日本交通には、これまでに1万件近いエントリーがあった。しかしそれでも、国交省から振り分けられた台数は、まだ半数程度で推移しているという。車両条件の規定や、本業や勤務時間の希望の兼ね合いで、実採用に至っているのは応募者のうちの2割にも満たないからだ。
それでも、従来のタクシーとは異なる働き方を希望するドライバーの多さに、業界歴20年超の野底さんも驚きを隠せなかった。タクシーやバス、トラックなどの運送業全般で人手不足が喧伝されている現状を考慮すると、ミスマッチの深刻さが浮かび上がる。
都内での状況に関しては、時間帯や23区の中でもバラつきがある。特に稼働が活発なのが、朝方の目黒区と世田谷区だ。ドライバー数に比べて利用者が多く、著しくマッチング率が低い。この2区と近接する渋谷区、新宿区はNRS事業部が重点的に営業を強化している地域でもある。

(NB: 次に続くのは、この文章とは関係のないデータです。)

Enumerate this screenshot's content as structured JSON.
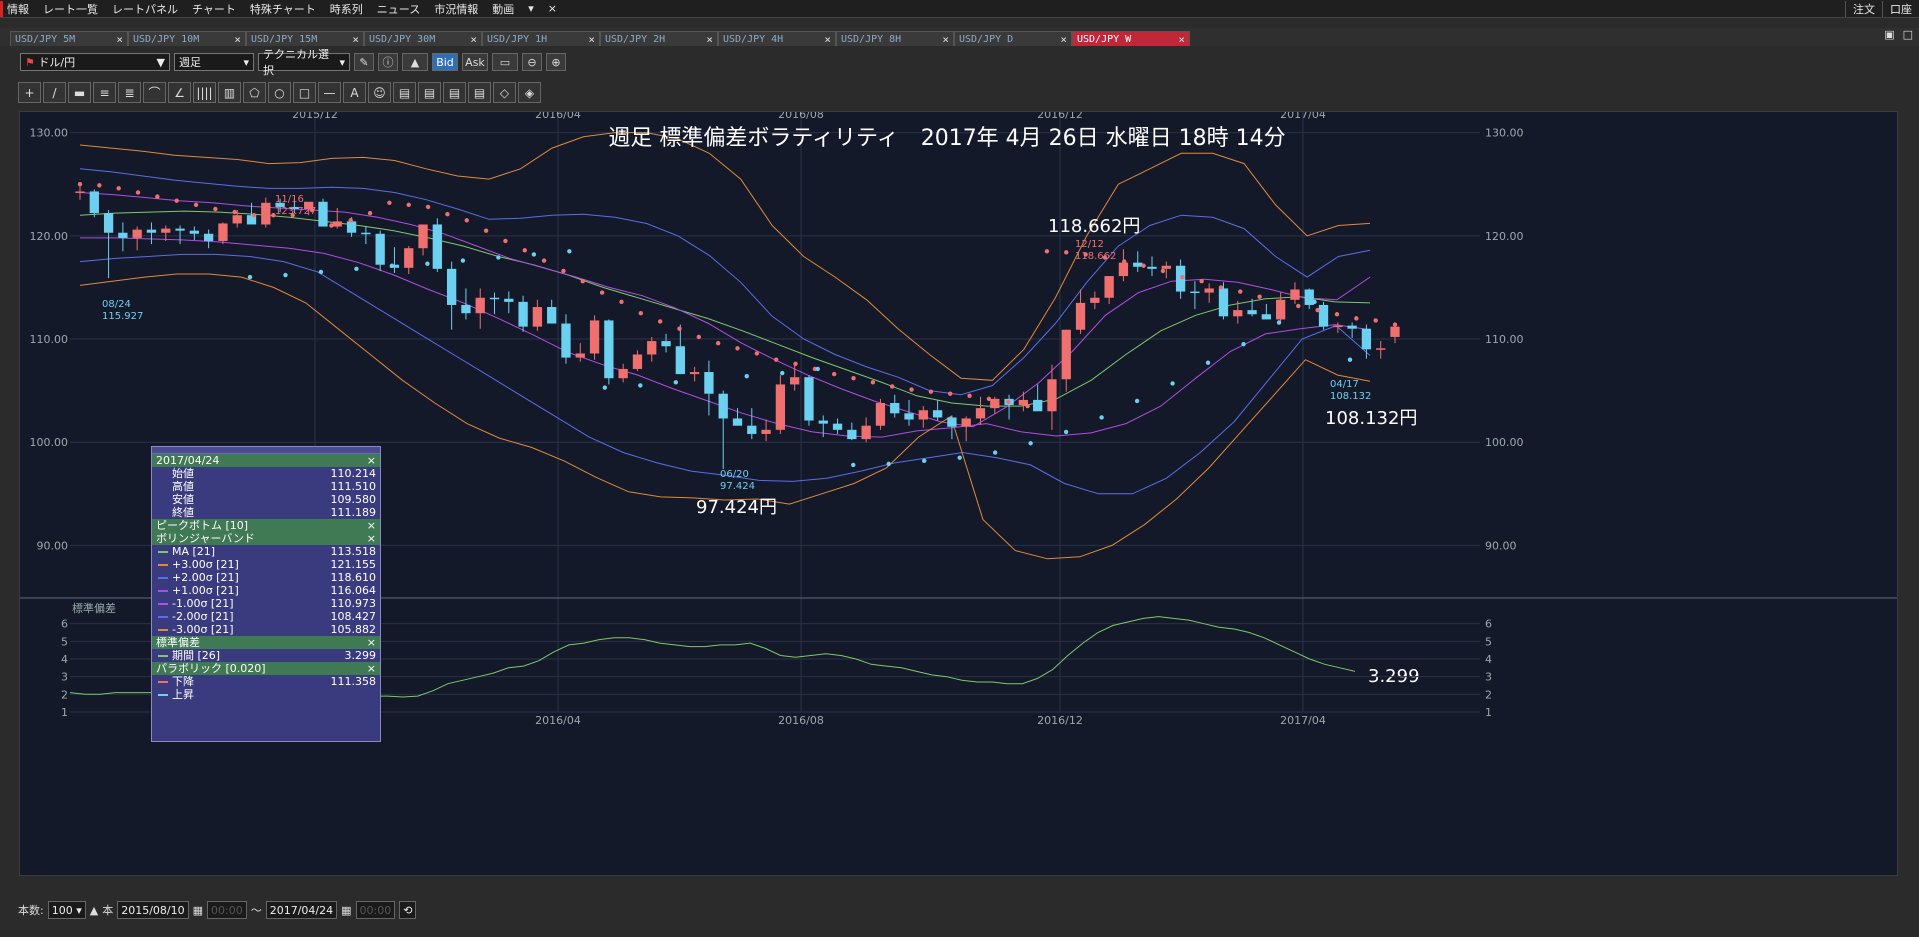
{
  "menubar": {
    "items": [
      "情報",
      "レート一覧",
      "レートパネル",
      "チャート",
      "特殊チャート",
      "時系列",
      "ニュース",
      "市況情報",
      "動画",
      "▾",
      "×"
    ],
    "right_items": [
      "注文",
      "口座"
    ]
  },
  "tabs": [
    {
      "label": "USD/JPY 5M",
      "active": false
    },
    {
      "label": "USD/JPY 10M",
      "active": false
    },
    {
      "label": "USD/JPY 15M",
      "active": false
    },
    {
      "label": "USD/JPY 30M",
      "active": false
    },
    {
      "label": "USD/JPY 1H",
      "active": false
    },
    {
      "label": "USD/JPY 2H",
      "active": false
    },
    {
      "label": "USD/JPY 4H",
      "active": false
    },
    {
      "label": "USD/JPY 8H",
      "active": false
    },
    {
      "label": "USD/JPY D",
      "active": false
    },
    {
      "label": "USD/JPY W",
      "active": true
    }
  ],
  "toolbar": {
    "pair": "ドル/円",
    "period": "週足",
    "technical": "テクニカル選択",
    "bid": "Bid",
    "ask": "Ask"
  },
  "drawing_tools": [
    "+",
    "/",
    "▬",
    "≡",
    "≣",
    "⌒",
    "∠",
    "||||",
    "▥",
    "⬠",
    "○",
    "□",
    "—",
    "A",
    "☺",
    "▤",
    "▤",
    "▤",
    "▤",
    "◇",
    "◈"
  ],
  "data_panel": {
    "date": "2017/04/24",
    "ohlc": [
      {
        "label": "始値",
        "value": "110.214"
      },
      {
        "label": "高値",
        "value": "111.510"
      },
      {
        "label": "安値",
        "value": "109.580"
      },
      {
        "label": "終値",
        "value": "111.189"
      }
    ],
    "peak_bottom": "ピークボトム [10]",
    "bollinger_title": "ボリンジャーバンド",
    "bollinger": [
      {
        "label": "MA [21]",
        "value": "113.518",
        "color": "#7ec86a"
      },
      {
        "label": "+3.00σ [21]",
        "value": "121.155",
        "color": "#e08a3a"
      },
      {
        "label": "+2.00σ [21]",
        "value": "118.610",
        "color": "#5a6ee6"
      },
      {
        "label": "+1.00σ [21]",
        "value": "116.064",
        "color": "#b04ee0"
      },
      {
        "label": "-1.00σ [21]",
        "value": "110.973",
        "color": "#b04ee0"
      },
      {
        "label": "-2.00σ [21]",
        "value": "108.427",
        "color": "#5a6ee6"
      },
      {
        "label": "-3.00σ [21]",
        "value": "105.882",
        "color": "#e08a3a"
      }
    ],
    "stddev_title": "標準偏差",
    "stddev_period": {
      "label": "期間 [26]",
      "value": "3.299",
      "color": "#7ec86a"
    },
    "parabolic_title": "パラボリック [0.020]",
    "parabolic": [
      {
        "label": "下降",
        "value": "111.358",
        "color": "#f07070"
      },
      {
        "label": "上昇",
        "value": "",
        "color": "#6cd0f0"
      }
    ],
    "close_mark": "×"
  },
  "bottombar": {
    "count_label": "本数:",
    "count": "100",
    "unit": "本",
    "from_date": "2015/08/10",
    "to_date": "2017/04/24",
    "time_placeholder": "00:00",
    "tilde": "〜"
  },
  "chart_data": {
    "type": "candlestick",
    "title": "週足 標準偏差ボラティリティ　2017年 4月 26日 水曜日 18時 14分",
    "ylim": [
      85,
      132
    ],
    "yticks": [
      "130.00",
      "120.00",
      "110.00",
      "100.00",
      "90.00"
    ],
    "xticks": [
      "2015/12",
      "2016/04",
      "2016/08",
      "2016/12",
      "2017/04"
    ],
    "grid": true,
    "candles": [
      [
        124.2,
        125.2,
        123.5,
        124.3
      ],
      [
        124.3,
        124.5,
        121.8,
        122.2
      ],
      [
        122.2,
        122.5,
        115.9,
        120.3
      ],
      [
        120.3,
        121.3,
        118.5,
        119.8
      ],
      [
        119.8,
        120.9,
        118.6,
        120.6
      ],
      [
        120.6,
        121.3,
        119.2,
        120.3
      ],
      [
        120.3,
        121.0,
        119.5,
        120.7
      ],
      [
        120.7,
        121.0,
        119.2,
        120.5
      ],
      [
        120.5,
        120.9,
        119.6,
        120.2
      ],
      [
        120.2,
        120.6,
        118.8,
        119.5
      ],
      [
        119.5,
        121.3,
        119.2,
        121.2
      ],
      [
        121.2,
        122.5,
        120.8,
        122.0
      ],
      [
        122.0,
        123.2,
        121.8,
        121.1
      ],
      [
        121.1,
        123.7,
        120.8,
        123.2
      ],
      [
        123.2,
        123.6,
        122.3,
        122.8
      ],
      [
        122.8,
        123.7,
        122.2,
        122.6
      ],
      [
        122.6,
        123.2,
        122.0,
        123.3
      ],
      [
        123.3,
        123.6,
        122.3,
        120.9
      ],
      [
        120.9,
        122.7,
        120.7,
        121.4
      ],
      [
        121.4,
        121.8,
        119.9,
        120.3
      ],
      [
        120.3,
        120.9,
        119.2,
        120.2
      ],
      [
        120.2,
        120.5,
        116.6,
        117.2
      ],
      [
        117.2,
        118.9,
        116.4,
        116.9
      ],
      [
        116.9,
        119.0,
        116.3,
        118.8
      ],
      [
        118.8,
        121.1,
        118.1,
        121.1
      ],
      [
        121.1,
        121.7,
        116.5,
        116.8
      ],
      [
        116.8,
        117.5,
        110.9,
        113.3
      ],
      [
        113.3,
        114.9,
        111.9,
        112.5
      ],
      [
        112.5,
        114.9,
        111.0,
        114.0
      ],
      [
        114.0,
        114.5,
        112.4,
        113.9
      ],
      [
        113.9,
        114.6,
        112.5,
        113.6
      ],
      [
        113.6,
        114.2,
        110.7,
        111.2
      ],
      [
        111.2,
        113.8,
        110.8,
        113.1
      ],
      [
        113.1,
        113.8,
        111.5,
        111.5
      ],
      [
        111.5,
        112.4,
        107.6,
        108.2
      ],
      [
        108.2,
        109.6,
        107.8,
        108.6
      ],
      [
        108.6,
        112.3,
        108.0,
        111.8
      ],
      [
        111.8,
        111.9,
        105.6,
        106.2
      ],
      [
        106.2,
        107.6,
        105.8,
        107.1
      ],
      [
        107.1,
        108.9,
        106.9,
        108.5
      ],
      [
        108.5,
        110.2,
        107.8,
        109.8
      ],
      [
        109.8,
        110.5,
        108.7,
        109.3
      ],
      [
        109.3,
        111.4,
        108.5,
        106.6
      ],
      [
        106.6,
        107.3,
        105.9,
        106.8
      ],
      [
        106.8,
        107.9,
        102.6,
        104.7
      ],
      [
        104.7,
        105.0,
        97.4,
        102.3
      ],
      [
        102.3,
        103.3,
        101.8,
        101.6
      ],
      [
        101.6,
        103.3,
        100.3,
        100.8
      ],
      [
        100.8,
        102.2,
        100.1,
        101.2
      ],
      [
        101.2,
        106.5,
        100.8,
        105.6
      ],
      [
        105.6,
        107.5,
        105.0,
        106.3
      ],
      [
        106.3,
        106.5,
        101.6,
        102.1
      ],
      [
        102.1,
        102.6,
        100.5,
        101.8
      ],
      [
        101.8,
        102.3,
        100.8,
        101.2
      ],
      [
        101.2,
        101.9,
        100.2,
        100.3
      ],
      [
        100.3,
        102.4,
        100.0,
        101.6
      ],
      [
        101.6,
        104.2,
        101.2,
        103.8
      ],
      [
        103.8,
        104.6,
        102.4,
        102.8
      ],
      [
        102.8,
        104.1,
        101.6,
        102.2
      ],
      [
        102.2,
        103.5,
        101.4,
        103.1
      ],
      [
        103.1,
        104.1,
        102.1,
        102.4
      ],
      [
        102.4,
        102.6,
        100.3,
        101.5
      ],
      [
        101.5,
        102.5,
        100.1,
        102.3
      ],
      [
        102.3,
        104.4,
        101.7,
        103.3
      ],
      [
        103.3,
        104.4,
        102.8,
        104.2
      ],
      [
        104.2,
        104.6,
        102.2,
        103.6
      ],
      [
        103.6,
        104.9,
        103.0,
        104.1
      ],
      [
        104.1,
        105.6,
        103.2,
        103.0
      ],
      [
        103.0,
        107.5,
        101.2,
        106.1
      ],
      [
        106.1,
        110.9,
        104.9,
        110.9
      ],
      [
        110.9,
        114.8,
        110.5,
        113.5
      ],
      [
        113.5,
        114.6,
        112.9,
        114.0
      ],
      [
        114.0,
        116.1,
        113.4,
        116.1
      ],
      [
        116.1,
        118.7,
        115.6,
        117.4
      ],
      [
        117.4,
        118.5,
        116.5,
        117.0
      ],
      [
        117.0,
        118.0,
        116.1,
        116.8
      ],
      [
        116.8,
        117.5,
        115.9,
        117.1
      ],
      [
        117.1,
        117.7,
        113.9,
        114.6
      ],
      [
        114.6,
        115.6,
        112.9,
        114.5
      ],
      [
        114.5,
        115.4,
        113.5,
        114.9
      ],
      [
        114.9,
        115.5,
        111.9,
        112.2
      ],
      [
        112.2,
        113.7,
        111.5,
        112.8
      ],
      [
        112.8,
        113.9,
        112.2,
        112.4
      ],
      [
        112.4,
        113.4,
        111.9,
        111.9
      ],
      [
        111.9,
        114.5,
        111.7,
        113.8
      ],
      [
        113.8,
        115.5,
        113.4,
        114.8
      ],
      [
        114.8,
        114.9,
        112.9,
        113.3
      ],
      [
        113.3,
        113.6,
        110.9,
        111.2
      ],
      [
        111.2,
        111.6,
        110.6,
        111.3
      ],
      [
        111.3,
        111.6,
        110.1,
        111.0
      ],
      [
        111.0,
        111.4,
        108.1,
        109.0
      ],
      [
        109.0,
        109.8,
        108.1,
        109.1
      ],
      [
        110.2,
        111.5,
        109.6,
        111.2
      ]
    ],
    "bands": {
      "ma": [
        122.0,
        122.2,
        122.3,
        122.4,
        122.3,
        122.1,
        121.8,
        121.4,
        121.0,
        120.5,
        119.8,
        119.0,
        118.0,
        117.2,
        116.2,
        115.0,
        114.0,
        113.0,
        112.0,
        110.8,
        109.5,
        108.2,
        107.0,
        105.8,
        104.5,
        103.8,
        103.5,
        103.5,
        104.2,
        106.0,
        108.5,
        110.8,
        112.3,
        113.3,
        113.9,
        114.1,
        113.6,
        113.5
      ],
      "up3": [
        128.8,
        128.5,
        128.2,
        127.8,
        127.6,
        127.4,
        127.0,
        127.1,
        127.5,
        127.6,
        127.3,
        126.5,
        125.8,
        125.5,
        126.5,
        128.5,
        129.6,
        130.0,
        130.0,
        129.4,
        128.0,
        125.5,
        121.0,
        118.0,
        116.0,
        113.8,
        111.0,
        108.5,
        106.2,
        106.0,
        109.0,
        114.0,
        120.0,
        125.0,
        126.5,
        128.0,
        128.0,
        127.0,
        123.0,
        120.0,
        121.0,
        121.2
      ],
      "up2": [
        126.5,
        126.2,
        125.8,
        125.4,
        125.1,
        124.8,
        124.6,
        124.6,
        124.7,
        124.6,
        124.2,
        123.5,
        122.6,
        121.6,
        121.7,
        122.0,
        122.1,
        121.8,
        121.2,
        120.0,
        118.1,
        115.5,
        112.2,
        110.0,
        108.5,
        107.3,
        106.3,
        105.0,
        104.6,
        105.5,
        108.2,
        111.5,
        115.5,
        119.0,
        121.0,
        122.0,
        121.8,
        120.7,
        118.0,
        116.0,
        118.0,
        118.6
      ],
      "up1": [
        124.2,
        124.0,
        123.7,
        123.4,
        123.2,
        122.9,
        122.7,
        122.5,
        122.3,
        121.8,
        121.1,
        120.2,
        119.0,
        117.8,
        116.9,
        116.0,
        115.0,
        114.2,
        113.0,
        111.5,
        109.6,
        108.0,
        106.5,
        105.2,
        104.0,
        103.0,
        102.0,
        101.5,
        103.4,
        105.8,
        108.8,
        112.3,
        114.5,
        115.6,
        115.8,
        115.5,
        114.8,
        114.0,
        113.8,
        116.0
      ],
      "dn1": [
        119.8,
        119.8,
        119.7,
        119.6,
        119.4,
        119.1,
        118.8,
        118.3,
        117.4,
        116.2,
        114.8,
        113.5,
        112.0,
        110.4,
        108.7,
        107.5,
        106.5,
        105.2,
        104.0,
        102.8,
        101.8,
        101.0,
        100.6,
        100.5,
        101.1,
        101.4,
        101.8,
        101.0,
        100.6,
        100.9,
        101.8,
        103.5,
        106.2,
        108.8,
        110.5,
        111.0,
        111.4,
        110.9
      ],
      "dn2": [
        117.5,
        117.8,
        118.0,
        118.2,
        118.2,
        118.0,
        117.5,
        116.5,
        114.5,
        112.5,
        110.5,
        108.5,
        106.5,
        104.5,
        102.5,
        100.5,
        99.0,
        98.0,
        97.2,
        96.8,
        96.3,
        96.2,
        96.5,
        97.2,
        98.0,
        98.5,
        99.0,
        98.5,
        97.8,
        96.0,
        95.0,
        95.0,
        96.5,
        99.0,
        102.0,
        106.0,
        110.0,
        111.3,
        108.4
      ],
      "dn3": [
        115.2,
        115.6,
        116.0,
        116.3,
        116.3,
        116.0,
        115.0,
        113.5,
        111.0,
        108.5,
        106.0,
        103.8,
        101.8,
        100.4,
        99.5,
        98.2,
        96.6,
        95.2,
        94.7,
        94.6,
        94.4,
        94.5,
        94.0,
        95.0,
        96.0,
        97.5,
        100.5,
        102.5,
        92.5,
        89.5,
        88.7,
        88.9,
        90.0,
        92.0,
        94.5,
        97.5,
        101.0,
        104.5,
        108.0,
        106.5,
        105.9
      ]
    },
    "sar_down": [
      125.0,
      124.9,
      124.6,
      124.2,
      123.8,
      123.4,
      123.0,
      122.6,
      122.3,
      122.0,
      122.0,
      122.0,
      122.5,
      121.0,
      121.5,
      122.2,
      123.2,
      123.0,
      122.8,
      122.1,
      121.5,
      120.5,
      119.5,
      118.6,
      117.6,
      116.6,
      115.6,
      114.5,
      113.6,
      112.5,
      111.7,
      111.0,
      110.2,
      109.6,
      109.1,
      108.6,
      108.0,
      107.6,
      107.1,
      106.6,
      106.2,
      105.8,
      105.4,
      105.1,
      104.9,
      104.7,
      104.5,
      104.2,
      103.9,
      103.5,
      118.5,
      118.4,
      118.2,
      117.9,
      117.5,
      117.1,
      116.6,
      116.0,
      115.6,
      115.0,
      114.6,
      114.1,
      113.6,
      113.2,
      112.8,
      112.4,
      112.0,
      111.8,
      111.4
    ],
    "sar_up": [
      116.0,
      116.2,
      116.5,
      116.8,
      117.1,
      117.3,
      117.6,
      117.9,
      118.2,
      118.5,
      105.3,
      105.5,
      105.8,
      106.1,
      106.4,
      106.7,
      107.1,
      97.8,
      97.9,
      98.2,
      98.5,
      99.0,
      99.9,
      101.0,
      102.4,
      104.0,
      105.7,
      107.7,
      109.5,
      111.6,
      113.6,
      108.0
    ],
    "annotations": [
      {
        "date": "11/16",
        "value": "123.727"
      },
      {
        "date": "08/24",
        "value": "115.927"
      },
      {
        "date": "06/20",
        "value": "97.424"
      },
      {
        "date": "12/12",
        "value": "118.662"
      },
      {
        "date": "04/17",
        "value": "108.132"
      }
    ],
    "big_labels": [
      "118.662円",
      "97.424円",
      "108.132円",
      "3.299"
    ],
    "stddev": {
      "title": "標準偏差",
      "ylim": [
        1,
        7
      ],
      "yticks": [
        "6",
        "5",
        "4",
        "3",
        "2",
        "1"
      ],
      "values": [
        2.1,
        2.0,
        2.0,
        2.1,
        2.1,
        2.1,
        2.1,
        2.0,
        2.0,
        2.0,
        1.9,
        1.9,
        1.8,
        1.8,
        1.7,
        1.6,
        1.6,
        1.6,
        1.7,
        1.8,
        1.9,
        1.9,
        1.85,
        1.9,
        2.2,
        2.6,
        2.8,
        3.0,
        3.2,
        3.5,
        3.6,
        3.9,
        4.4,
        4.8,
        4.9,
        5.1,
        5.2,
        5.2,
        5.1,
        4.9,
        4.8,
        4.7,
        4.7,
        4.8,
        4.8,
        4.9,
        4.6,
        4.2,
        4.1,
        4.2,
        4.3,
        4.2,
        4.0,
        3.7,
        3.6,
        3.5,
        3.3,
        3.1,
        3.0,
        2.8,
        2.7,
        2.7,
        2.6,
        2.6,
        2.9,
        3.4,
        4.2,
        4.9,
        5.5,
        5.9,
        6.1,
        6.3,
        6.4,
        6.3,
        6.2,
        6.0,
        5.8,
        5.7,
        5.5,
        5.2,
        4.8,
        4.4,
        4.0,
        3.7,
        3.5,
        3.299
      ]
    }
  }
}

「目黒区と世田谷区のマッチング率を改善するため、車両を同区からスタートさせるなど工夫しています。ただ、乗務中ほとんどの時間でアプリが鳴りっぱなしのため、その後の移動で戻ってくるわけではなく、難しさもあります。時間帯は金曜日の深夜帯が想定より低く推移しており、朝方がドライバーさんからも利用者さんからも人気が高くなっています」(野底さん)
平均時給は2000円前後
待遇面はどうか。同社のドライバーの給与体系は、時給1400円に加え、ガソリン代などの諸手当が400円つく。ここに時間あたりの売り上げで3000円を超過した分には歩合給が加わる。野底さんによれば、「半数以上は歩合給を達成している」という。
平均時給に換算すると2000円前後という計算になる。この数字については、「二種免許がないほぼ素人の方がやってもこれだけ(数字が)上がるということです」と語気を強めた。